Les personnages de tous les textes sont des fillettes ou des jeunes filles, parfois de jeunes femmes au début de leur vie adulte : premier couple, premier appartement, premier travail. Cette découverte de la vie s’accompagne de révélations perturbantes, parfois même franchement effrayantes.

« Tous les jours je pense à Adela. Et si son souvenir ne surgit pas au cours de la journée -taches de rousseur, dents jaunes, cheveux blonds trop fins, moignon à l’épaule, bottines en peau de chamois- il revient la nuit, quand je rêve. »

Voici une lecture que je repoussais depuis de longues années ! J’ai écouté Mariana Enriquez lors d’une rencontre en 2017, à propos de ces nouvelles, précisément, et je l’avais trouvé très intéressante. Je n’avais pas pris de notes, malheureusement, mais j’ai reconnu un passage de la troisième nouvelle qui avait été lue lors de cette rencontre.
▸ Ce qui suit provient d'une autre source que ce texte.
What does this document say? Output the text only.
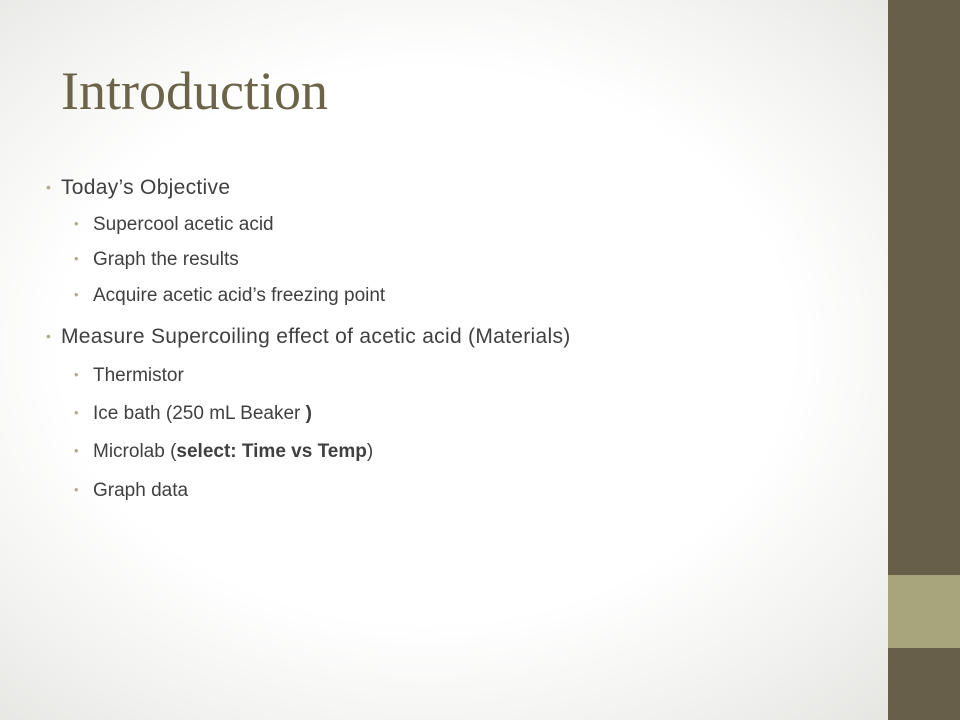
Introduction
• Today’s Objective
• Supercool acetic acid
• Graph the results
• Acquire acetic acid’s freezing point
• Measure Supercoiling effect of acetic acid (Materials)
• Thermistor
• Ice bath (250 mL Beaker )
• Microlab (select: Time vs Temp)
• Graph data
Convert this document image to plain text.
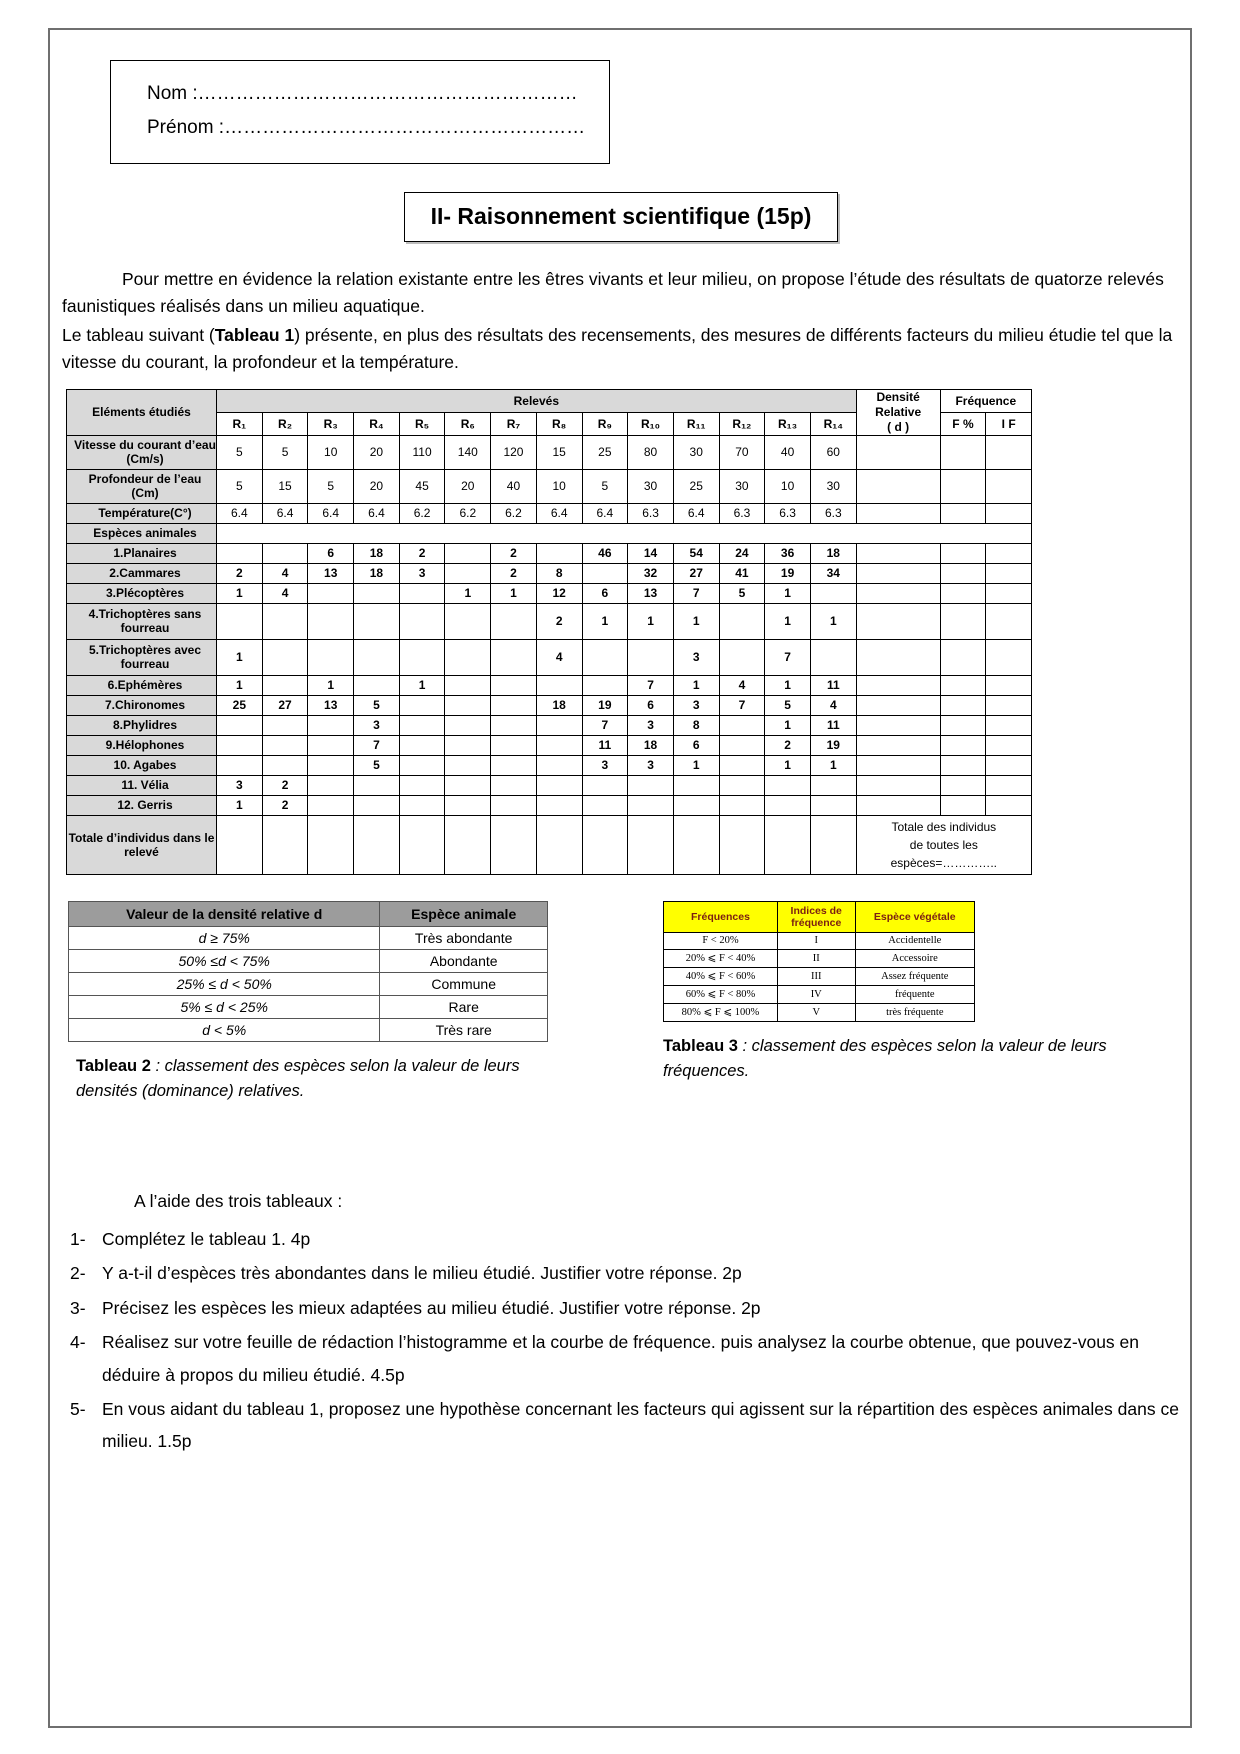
Nom :……………………………………………………
Prénom :…………………………………………………
II- Raisonnement scientifique (15p)

Pour mettre en évidence la relation existante entre les êtres vivants et leur milieu, on propose l’étude des résultats de quatorze relevés faunistiques réalisés dans un milieu aquatique.

Le tableau suivant (Tableau 1) présente, en plus des résultats des recensements, des mesures de différents facteurs du milieu étudie tel que la vitesse du courant, la profondeur et la température.

Eléments étudiés	Relevés														Densité
Relative
( d )	Fréquence	
	R₁	R₂	R₃	R₄	R₅	R₆	R₇	R₈	R₉	R₁₀	R₁₁	R₁₂	R₁₃	R₁₄		F %	I F
Vitesse du courant d’eau (Cm/s)	5	5	10	20	110	140	120	15	25	80	30	70	40	60			
Profondeur de l’eau (Cm)	5	15	5	20	45	20	40	10	5	30	25	30	10	30			
Température(C°)	6.4	6.4	6.4	6.4	6.2	6.2	6.2	6.4	6.4	6.3	6.4	6.3	6.3	6.3			
Espèces animales																	
1.Planaires			6	18	2		2		46	14	54	24	36	18			
2.Cammares	2	4	13	18	3		2	8		32	27	41	19	34			
3.Plécoptères	1	4				1	1	12	6	13	7	5	1				
4.Trichoptères sans fourreau								2	1	1	1		1	1			
5.Trichoptères avec fourreau	1							4			3		7				
6.Ephémères	1		1		1					7	1	4	1	11			
7.Chironomes	25	27	13	5				18	19	6	3	7	5	4			
8.Phylidres				3					7	3	8		1	11			
9.Hélophones				7					11	18	6		2	19			
10. Agabes				5					3	3	1		1	1			
11. Vélia	3	2															
12. Gerris	1	2															
Totale d’individus dans le relevé															Totale des individus
de toutes les espèces=…………..		
Valeur de la densité relative d	Espèce animale
d ≥ 75%	Très abondante
50% ≤d < 75%	Abondante
25% ≤ d < 50%	Commune
5% ≤ d < 25%	Rare
d < 5%	Très rare
Tableau 2 : classement des espèces selon la valeur de leurs densités (dominance) relatives.
Fréquences	Indices de
fréquence	Espèce végétale
F < 20%	I	Accidentelle
20% ⩽ F < 40%	II	Accessoire
40% ⩽ F < 60%	III	Assez fréquente
60% ⩽ F < 80%	IV	fréquente
80% ⩽ F ⩽ 100%	V	très fréquente
Tableau 3 : classement des espèces selon la valeur de leurs fréquences.
A l’aide des trois tableaux :
1- Complétez le tableau 1. 4p
2- Y a-t-il d’espèces très abondantes dans le milieu étudié. Justifier votre réponse. 2p
3- Précisez les espèces les mieux adaptées au milieu étudié. Justifier votre réponse. 2p
4- Réalisez sur votre feuille de rédaction l’histogramme et la courbe de fréquence. puis analysez la courbe obtenue, que pouvez-vous en déduire à propos du milieu étudié. 4.5p
5- En vous aidant du tableau 1, proposez une hypothèse concernant les facteurs qui agissent sur la répartition des espèces animales dans ce milieu. 1.5p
La jeune autrice a écrit ensuite Notre part de nuit, un bon gros roman de 800 pages et très récemment Du danger de fumer au lit, un deuxième recueil de nouvelles. Je vous conseille d’aller voir la couverture de ce dernier livre, si ce n’est déjà fait.
Me voici donc lancée, six ans après, dans ces douze nouvelles qui m’ont toutes frappée les unes plus que les autres. Quelques lignes suffisent à mettre dans l’ambiance, et quelle ambiance ! Une fois les personnages posés, une sensation de malaise, diffuse, ou plus prégnante, s’installe très vite, et rend la lecture captivante. La pauvreté y est montrée par l’autrice comme une composante essentielle de l’Argentine, ainsi que la violence, qu’elle soit familiale, de rue ou ordonnée par l’état. Les femmes en sont bien souvent les premières victimes, et leurs échappatoires ne sont pas toujours celles auxquelles on penserait spontanément. Les textes vont crescendo, avec des scénarios de plus en plus terribles et fascinants à la fois (mais rien que je ne puisse lire, tout de même). Je peux vous dire qu’après cette lecture, beaucoup de romans risquent de vous paraître bien mièvres.

Ce que nous avons perdu dans le feu, de Mariana Enriquez (Las cosas que perdimos en el fuego) éditions du Sous-sol, 2017, traduction de Anne Platagenet, 240 pages. Existe en poche.

Un autre billet chez Krol.
Première participation au mois latino d’Ingannmic.


31 commentaires sur « Mariana Enriquez, Ce que nous avons perdu dans le feu »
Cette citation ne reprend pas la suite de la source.